I recently supported my friend. She got pregnant with a guy that she wasn’t in a relationship with. The guy didn’t want to have the baby, so she turned to be was basically like “What should I do here?”. Because I was one of the only friends who is open about having gone through this before, while many my other friends talk about the “right thing to do.”

She came to me and was like, “If I make an appointment, will you come pick me up?” I said, “Sure, I will be supportive of you if that’s what you decided and you feel that’s the best thing for you.” If you don’t want to bring a child into the world that you can’t support, then I’ll be there for you. She went to Planned Parenthood, and then she called me to pick her up. She came to my house after and stayed for the day to recover because she didn’t want anyone to know that she had got this done. 

There’s also the time when I took someone down there, and when we got there, she didn’t want to do it. She ended up having her baby and her son is my godson. Unlike a lot of my friends, I’m not judgmental, so they feel like they can come to me and get advice. Just because you have an abortion when you are not ready, does not mean that you cannot have a child later.

WHAT I WISH I KNEW AS A YOUNG PERSON

We don’t tell this to young people. In high school, they kind of give you a birthing class, but they don’t really give you the fundamentals of how to take care of a baby or what it’s going to require of you to take care of a baby, the stuff that you need to do it. If I had a class or something like that, like a pre-parenting and birthing class, something that was free and I could get to, that would have helped me to make a decision on to maybe wait or to have sex later or whatever the situation, before I had kids.

We’re at the time and the age now that kids are having kids, and they don’t know how to raise them, and they don’t know the foundation of what it is to have a supportive family, because they might have not come from a supportive family. When a kid has to deal with poverty or has to deal with bullying or any of those other kind of situations, including a disability, that puts a lot of pressure on families and children and mothers in general. That would be something I’d want to see for Fresno, just a major parenting course or something like that in school for kids.

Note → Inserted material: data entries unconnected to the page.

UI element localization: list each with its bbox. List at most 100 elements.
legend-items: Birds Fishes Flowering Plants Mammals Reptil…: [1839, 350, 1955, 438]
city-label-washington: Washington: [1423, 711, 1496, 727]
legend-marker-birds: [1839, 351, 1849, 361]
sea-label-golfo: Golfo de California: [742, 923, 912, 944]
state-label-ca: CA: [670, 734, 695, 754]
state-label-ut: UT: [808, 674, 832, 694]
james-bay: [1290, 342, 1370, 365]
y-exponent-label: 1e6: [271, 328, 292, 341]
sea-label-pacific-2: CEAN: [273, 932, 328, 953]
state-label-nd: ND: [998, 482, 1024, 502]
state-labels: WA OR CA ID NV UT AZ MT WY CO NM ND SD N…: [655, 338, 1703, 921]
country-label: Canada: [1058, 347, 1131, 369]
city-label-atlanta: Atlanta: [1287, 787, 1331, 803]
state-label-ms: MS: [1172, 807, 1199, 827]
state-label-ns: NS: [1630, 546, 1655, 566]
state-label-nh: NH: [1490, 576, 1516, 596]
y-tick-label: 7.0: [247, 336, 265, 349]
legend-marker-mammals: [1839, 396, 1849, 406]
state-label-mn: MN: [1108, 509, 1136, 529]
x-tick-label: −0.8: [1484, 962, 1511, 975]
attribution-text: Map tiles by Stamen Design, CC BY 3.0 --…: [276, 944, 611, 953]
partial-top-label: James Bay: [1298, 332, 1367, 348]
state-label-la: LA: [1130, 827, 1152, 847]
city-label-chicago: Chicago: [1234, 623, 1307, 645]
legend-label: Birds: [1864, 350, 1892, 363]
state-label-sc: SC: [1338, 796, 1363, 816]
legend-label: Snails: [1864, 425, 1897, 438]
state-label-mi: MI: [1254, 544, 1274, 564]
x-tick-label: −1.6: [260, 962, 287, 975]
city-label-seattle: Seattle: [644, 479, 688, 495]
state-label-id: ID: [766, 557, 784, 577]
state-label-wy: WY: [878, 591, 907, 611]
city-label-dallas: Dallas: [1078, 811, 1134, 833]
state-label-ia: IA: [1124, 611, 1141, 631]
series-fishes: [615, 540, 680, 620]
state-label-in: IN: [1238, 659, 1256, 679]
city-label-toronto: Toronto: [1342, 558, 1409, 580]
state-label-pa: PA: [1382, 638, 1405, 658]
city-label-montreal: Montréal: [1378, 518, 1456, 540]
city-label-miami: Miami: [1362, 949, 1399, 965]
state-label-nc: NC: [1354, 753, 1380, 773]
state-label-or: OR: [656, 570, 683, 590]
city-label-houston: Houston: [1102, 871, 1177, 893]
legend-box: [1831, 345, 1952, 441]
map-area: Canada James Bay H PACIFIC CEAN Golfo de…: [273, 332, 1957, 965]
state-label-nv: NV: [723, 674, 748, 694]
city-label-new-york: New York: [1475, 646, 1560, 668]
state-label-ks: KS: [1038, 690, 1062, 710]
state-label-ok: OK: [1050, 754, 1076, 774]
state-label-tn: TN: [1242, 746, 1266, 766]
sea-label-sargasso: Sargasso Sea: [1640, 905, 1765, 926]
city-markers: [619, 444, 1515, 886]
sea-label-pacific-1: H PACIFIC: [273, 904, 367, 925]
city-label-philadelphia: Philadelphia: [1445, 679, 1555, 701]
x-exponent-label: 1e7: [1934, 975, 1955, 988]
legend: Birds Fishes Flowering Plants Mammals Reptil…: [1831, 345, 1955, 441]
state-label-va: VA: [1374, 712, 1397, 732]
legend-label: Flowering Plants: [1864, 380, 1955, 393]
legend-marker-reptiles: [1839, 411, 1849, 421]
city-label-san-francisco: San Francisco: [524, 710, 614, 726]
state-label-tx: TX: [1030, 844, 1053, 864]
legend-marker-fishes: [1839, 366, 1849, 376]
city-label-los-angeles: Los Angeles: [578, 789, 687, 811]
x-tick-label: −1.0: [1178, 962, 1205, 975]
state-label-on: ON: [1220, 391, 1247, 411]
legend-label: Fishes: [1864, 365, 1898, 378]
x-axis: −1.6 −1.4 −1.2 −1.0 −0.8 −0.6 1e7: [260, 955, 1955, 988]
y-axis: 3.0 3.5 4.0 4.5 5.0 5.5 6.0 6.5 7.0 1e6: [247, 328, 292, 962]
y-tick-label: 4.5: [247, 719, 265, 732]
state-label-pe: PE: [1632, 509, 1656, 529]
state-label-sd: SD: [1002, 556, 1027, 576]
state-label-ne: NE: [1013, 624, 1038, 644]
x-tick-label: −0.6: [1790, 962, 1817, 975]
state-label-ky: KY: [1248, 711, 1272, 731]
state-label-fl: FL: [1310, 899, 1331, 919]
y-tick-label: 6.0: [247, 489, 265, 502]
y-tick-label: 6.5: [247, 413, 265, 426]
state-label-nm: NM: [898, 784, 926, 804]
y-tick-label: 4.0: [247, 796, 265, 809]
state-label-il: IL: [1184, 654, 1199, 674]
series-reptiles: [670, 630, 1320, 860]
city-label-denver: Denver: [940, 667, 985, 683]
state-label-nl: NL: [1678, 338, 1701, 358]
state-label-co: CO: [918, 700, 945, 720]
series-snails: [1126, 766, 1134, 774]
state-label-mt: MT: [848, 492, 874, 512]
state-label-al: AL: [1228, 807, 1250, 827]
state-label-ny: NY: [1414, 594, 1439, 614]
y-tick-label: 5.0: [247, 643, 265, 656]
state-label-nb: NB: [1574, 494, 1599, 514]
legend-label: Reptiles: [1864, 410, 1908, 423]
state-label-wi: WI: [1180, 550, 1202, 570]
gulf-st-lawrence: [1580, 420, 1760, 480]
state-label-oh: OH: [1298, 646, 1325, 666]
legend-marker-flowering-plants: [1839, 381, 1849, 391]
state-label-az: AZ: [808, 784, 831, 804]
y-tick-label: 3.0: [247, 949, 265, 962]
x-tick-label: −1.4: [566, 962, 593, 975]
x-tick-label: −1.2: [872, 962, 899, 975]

MORE FAMILY SUPPORT AND MEDICAL EDUCATION

We need to have more family support. Having that foundation does help out when it comes to being a single mother. Also, being more educated about what leads to having a child, and then the outcome of having that child. A lot of people just think it’s easy as if you can get on welfare or, as being young and single and having a mentality about it. That’s where really the support needs to be at, is with the young people. 

I think if we had more medical attention and if where we were able to get better medical attention, Black women would be better off. I know quite a few women right now who are pregnant, and who haven’t even went to the doctor yet. 

Those are big issues. We need the support around families so that they know that they have the support to go do those things and they don’t feel alone, or if they’re in poverty, they don’t have to feel like they can’t afford it, to take care and have a healthy baby. There has to be a good amount of medical support and family support.